Characterization of histone lysine beta-hydroxybutyrylation in bovine tissues, cells, and cumulus-oocyte complexes

Besides their canonical roles as energy sources, short-chain fatty acids act as metabolic regulators of gene expression through histone posttranslational modifications. Ketone body beta-hydroxybutyrate (BHB) causes a novel epigenetic modification, histone lysine beta-hydroxybutyrylation (Kbhb), which is associated with genes upregulated in starvation-responsive metabolic pathways. Dairy cows increase BHB in early lactation, and the effects of this increase on cellular epigenomes are unknown.
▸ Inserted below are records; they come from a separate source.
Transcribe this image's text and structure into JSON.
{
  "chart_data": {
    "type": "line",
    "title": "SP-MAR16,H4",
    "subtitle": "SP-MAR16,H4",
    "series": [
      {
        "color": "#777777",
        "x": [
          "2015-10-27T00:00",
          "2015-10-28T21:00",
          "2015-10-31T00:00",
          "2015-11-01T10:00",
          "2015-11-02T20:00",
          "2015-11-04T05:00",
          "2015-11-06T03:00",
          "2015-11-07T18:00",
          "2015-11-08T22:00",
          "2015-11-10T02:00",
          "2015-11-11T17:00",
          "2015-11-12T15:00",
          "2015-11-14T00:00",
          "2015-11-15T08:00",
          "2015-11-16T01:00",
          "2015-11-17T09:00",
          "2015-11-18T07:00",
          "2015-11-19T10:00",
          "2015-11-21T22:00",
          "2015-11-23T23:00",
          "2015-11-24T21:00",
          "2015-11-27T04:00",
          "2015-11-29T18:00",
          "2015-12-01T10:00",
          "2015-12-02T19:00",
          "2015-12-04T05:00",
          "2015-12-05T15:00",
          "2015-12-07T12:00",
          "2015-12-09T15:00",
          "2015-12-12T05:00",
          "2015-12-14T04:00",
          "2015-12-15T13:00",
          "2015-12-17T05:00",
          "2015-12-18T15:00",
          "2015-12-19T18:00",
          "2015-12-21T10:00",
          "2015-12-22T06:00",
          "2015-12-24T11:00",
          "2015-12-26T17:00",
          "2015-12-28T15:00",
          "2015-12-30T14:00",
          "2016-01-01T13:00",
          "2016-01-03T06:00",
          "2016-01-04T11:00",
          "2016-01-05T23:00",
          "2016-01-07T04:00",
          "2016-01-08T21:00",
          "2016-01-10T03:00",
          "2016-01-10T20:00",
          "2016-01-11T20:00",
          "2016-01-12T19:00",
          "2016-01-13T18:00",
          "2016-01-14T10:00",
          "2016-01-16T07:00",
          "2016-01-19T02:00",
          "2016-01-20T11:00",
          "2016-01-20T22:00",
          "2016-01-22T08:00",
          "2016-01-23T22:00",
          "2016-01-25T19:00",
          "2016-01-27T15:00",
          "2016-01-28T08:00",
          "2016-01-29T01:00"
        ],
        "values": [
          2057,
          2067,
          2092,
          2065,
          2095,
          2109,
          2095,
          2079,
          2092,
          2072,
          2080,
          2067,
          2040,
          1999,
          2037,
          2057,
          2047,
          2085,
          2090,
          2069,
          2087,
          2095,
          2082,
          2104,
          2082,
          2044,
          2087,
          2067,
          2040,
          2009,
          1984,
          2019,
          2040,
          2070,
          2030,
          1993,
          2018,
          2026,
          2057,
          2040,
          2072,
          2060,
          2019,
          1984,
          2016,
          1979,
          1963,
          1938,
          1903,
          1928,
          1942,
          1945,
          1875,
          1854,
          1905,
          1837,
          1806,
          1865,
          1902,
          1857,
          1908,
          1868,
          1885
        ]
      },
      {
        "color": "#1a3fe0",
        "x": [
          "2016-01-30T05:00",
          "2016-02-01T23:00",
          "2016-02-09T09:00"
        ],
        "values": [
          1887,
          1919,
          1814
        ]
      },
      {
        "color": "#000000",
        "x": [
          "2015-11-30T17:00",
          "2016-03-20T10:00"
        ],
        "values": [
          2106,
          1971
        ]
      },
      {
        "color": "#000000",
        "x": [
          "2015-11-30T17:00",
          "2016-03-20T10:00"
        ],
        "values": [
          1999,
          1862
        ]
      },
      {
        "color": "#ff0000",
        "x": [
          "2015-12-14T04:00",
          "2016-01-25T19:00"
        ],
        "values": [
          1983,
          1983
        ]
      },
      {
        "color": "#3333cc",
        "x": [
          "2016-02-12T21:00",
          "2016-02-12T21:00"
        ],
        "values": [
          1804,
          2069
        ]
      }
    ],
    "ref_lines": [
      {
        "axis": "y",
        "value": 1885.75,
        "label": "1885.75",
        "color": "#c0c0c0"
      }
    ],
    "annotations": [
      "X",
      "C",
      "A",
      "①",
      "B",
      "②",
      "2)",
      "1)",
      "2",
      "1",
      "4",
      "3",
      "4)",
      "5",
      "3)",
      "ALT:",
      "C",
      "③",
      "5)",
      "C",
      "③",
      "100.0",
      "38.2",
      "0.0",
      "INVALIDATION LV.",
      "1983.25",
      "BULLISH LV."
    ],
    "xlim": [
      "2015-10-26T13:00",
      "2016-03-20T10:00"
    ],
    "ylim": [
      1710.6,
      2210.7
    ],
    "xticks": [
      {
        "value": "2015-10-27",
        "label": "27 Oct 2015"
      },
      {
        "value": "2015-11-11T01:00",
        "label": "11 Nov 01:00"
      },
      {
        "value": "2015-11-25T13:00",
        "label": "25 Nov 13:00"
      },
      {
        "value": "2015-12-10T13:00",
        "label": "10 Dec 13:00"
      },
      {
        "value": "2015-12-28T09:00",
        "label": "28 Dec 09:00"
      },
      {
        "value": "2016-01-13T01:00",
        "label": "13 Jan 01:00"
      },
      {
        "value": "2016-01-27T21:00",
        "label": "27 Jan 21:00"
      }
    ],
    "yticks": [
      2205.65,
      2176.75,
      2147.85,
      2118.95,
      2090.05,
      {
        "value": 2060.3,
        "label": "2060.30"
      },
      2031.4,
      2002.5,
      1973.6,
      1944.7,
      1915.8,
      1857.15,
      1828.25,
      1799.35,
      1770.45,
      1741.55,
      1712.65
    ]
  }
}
We searched for and identified that Kbhb is present in bovine tissues in vivo and confirmed that this epigenetic mark is responsive to BHB in bovine and human fibroblasts cultured in vitro in a dose-dependent manner. Maturation of cumulus-oocyte complexes with high concentrations of BHB did not affect the competence to complete meiotic maturation or to develop until the blastocyst stage. BHB treatment strongly induced H3K9bhb in cumulus cells, but faintly in oocytes. RNA-seq analysis in cumulus cells indicated that BHB treatment altered the expression of 345 genes. The downregulated genes were mainly involved in glycolysis and ribosome assembly pathways, while the upregulated genes were involved in mitochondrial metabolism and oocyte development. The genes and pathways altered by BHB will provide entry points to carry out functional experiments aiming to mitigate metabolic disorders and improve fertility in cattle.